He was caught unawares while celebrating mass in a private apartment. He was visiting Catholic Indians in the country. Like all other non-Muslims, pastoral care is denied them. There are around one million Catholics in Saudi Arabia.
Riyadh (AsiaNews) A Catholic Indian priest was yesterday forced to leave Saudi Arabia. He was discovered by the religious police as he organized a prayer meeting in the lead-up to Easter. Arrested on 5 April, he remained in police custody for four days and on Saturday 8th April he left for India. The practice of any religion other than Islam is forbidden in Saudi Arabia. Meetings held privately in people's homes, among friends, are also banned.
The priest, Fr George Joshua, belongs to the Malankara rite of Kerala (India). His visit to Catholic Indians in the Saudi Kingdom was planned with his bishop's permission.
On 5 April, Fr George had just celebrated mass in a private house when seven religious policemen (muttawa) broke into the house together with two ordinary policemen. The police arrested the priest and another person.

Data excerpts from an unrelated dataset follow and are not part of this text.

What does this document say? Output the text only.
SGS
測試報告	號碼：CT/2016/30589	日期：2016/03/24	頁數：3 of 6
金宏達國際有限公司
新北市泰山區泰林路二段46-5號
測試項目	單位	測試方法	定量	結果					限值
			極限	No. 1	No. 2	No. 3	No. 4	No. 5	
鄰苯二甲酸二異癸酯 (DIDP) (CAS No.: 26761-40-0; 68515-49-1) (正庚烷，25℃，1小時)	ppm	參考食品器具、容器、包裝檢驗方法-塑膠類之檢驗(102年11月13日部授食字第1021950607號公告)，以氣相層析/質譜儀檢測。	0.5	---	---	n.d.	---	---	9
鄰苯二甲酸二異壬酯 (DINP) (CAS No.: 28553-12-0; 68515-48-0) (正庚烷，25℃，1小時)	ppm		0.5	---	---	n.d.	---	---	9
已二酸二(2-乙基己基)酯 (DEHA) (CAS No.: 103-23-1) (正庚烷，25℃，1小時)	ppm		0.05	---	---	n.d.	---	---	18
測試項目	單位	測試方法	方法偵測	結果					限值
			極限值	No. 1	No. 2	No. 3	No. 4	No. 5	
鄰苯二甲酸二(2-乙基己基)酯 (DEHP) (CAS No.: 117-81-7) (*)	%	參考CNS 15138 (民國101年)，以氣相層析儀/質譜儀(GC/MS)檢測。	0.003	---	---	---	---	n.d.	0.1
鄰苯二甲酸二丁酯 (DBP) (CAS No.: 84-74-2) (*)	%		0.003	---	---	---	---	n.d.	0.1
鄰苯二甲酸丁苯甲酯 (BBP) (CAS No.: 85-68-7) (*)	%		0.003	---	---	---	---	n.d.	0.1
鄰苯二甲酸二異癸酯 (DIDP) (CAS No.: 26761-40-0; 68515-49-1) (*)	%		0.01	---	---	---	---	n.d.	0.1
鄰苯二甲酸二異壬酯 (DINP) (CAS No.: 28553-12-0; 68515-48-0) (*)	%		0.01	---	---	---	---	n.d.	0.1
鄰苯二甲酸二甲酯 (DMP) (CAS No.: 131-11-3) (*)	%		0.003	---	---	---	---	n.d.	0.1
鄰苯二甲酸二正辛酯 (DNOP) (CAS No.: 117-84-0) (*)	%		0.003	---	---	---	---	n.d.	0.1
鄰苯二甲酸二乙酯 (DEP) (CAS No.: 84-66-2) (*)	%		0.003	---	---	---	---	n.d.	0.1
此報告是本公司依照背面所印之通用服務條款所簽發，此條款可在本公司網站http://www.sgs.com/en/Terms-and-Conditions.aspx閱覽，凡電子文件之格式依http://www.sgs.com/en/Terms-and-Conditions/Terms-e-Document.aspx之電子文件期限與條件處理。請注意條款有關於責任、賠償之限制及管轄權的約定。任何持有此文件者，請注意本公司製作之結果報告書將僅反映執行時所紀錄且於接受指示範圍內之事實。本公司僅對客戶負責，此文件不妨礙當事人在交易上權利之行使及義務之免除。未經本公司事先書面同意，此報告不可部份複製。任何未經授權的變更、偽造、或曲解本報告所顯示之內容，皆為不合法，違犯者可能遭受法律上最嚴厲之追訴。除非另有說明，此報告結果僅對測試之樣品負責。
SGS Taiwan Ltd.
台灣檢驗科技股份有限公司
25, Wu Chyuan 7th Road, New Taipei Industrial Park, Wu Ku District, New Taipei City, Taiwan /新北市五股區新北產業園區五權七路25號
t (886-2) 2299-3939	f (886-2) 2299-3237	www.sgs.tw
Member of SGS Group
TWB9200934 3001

The Saudi religious police are well known for their ruthlessness; they often torture believers of other religions who are arrested.
AsiaNews sources said there were around 400,000 Indian Catholics in Saudi Arabia who were denied pastoral care. Catholic foreigners in the country number at least one million: none of them can participate in mass while they are in Saudi Arabia. Catechism for their children nearly 100,000 is banned.
Often, for feasts like Easter and Christmas, Catholics plan holidays in the Emirates, Bahrain or Abu Dhabi, where at least for once, they are free to attend mass.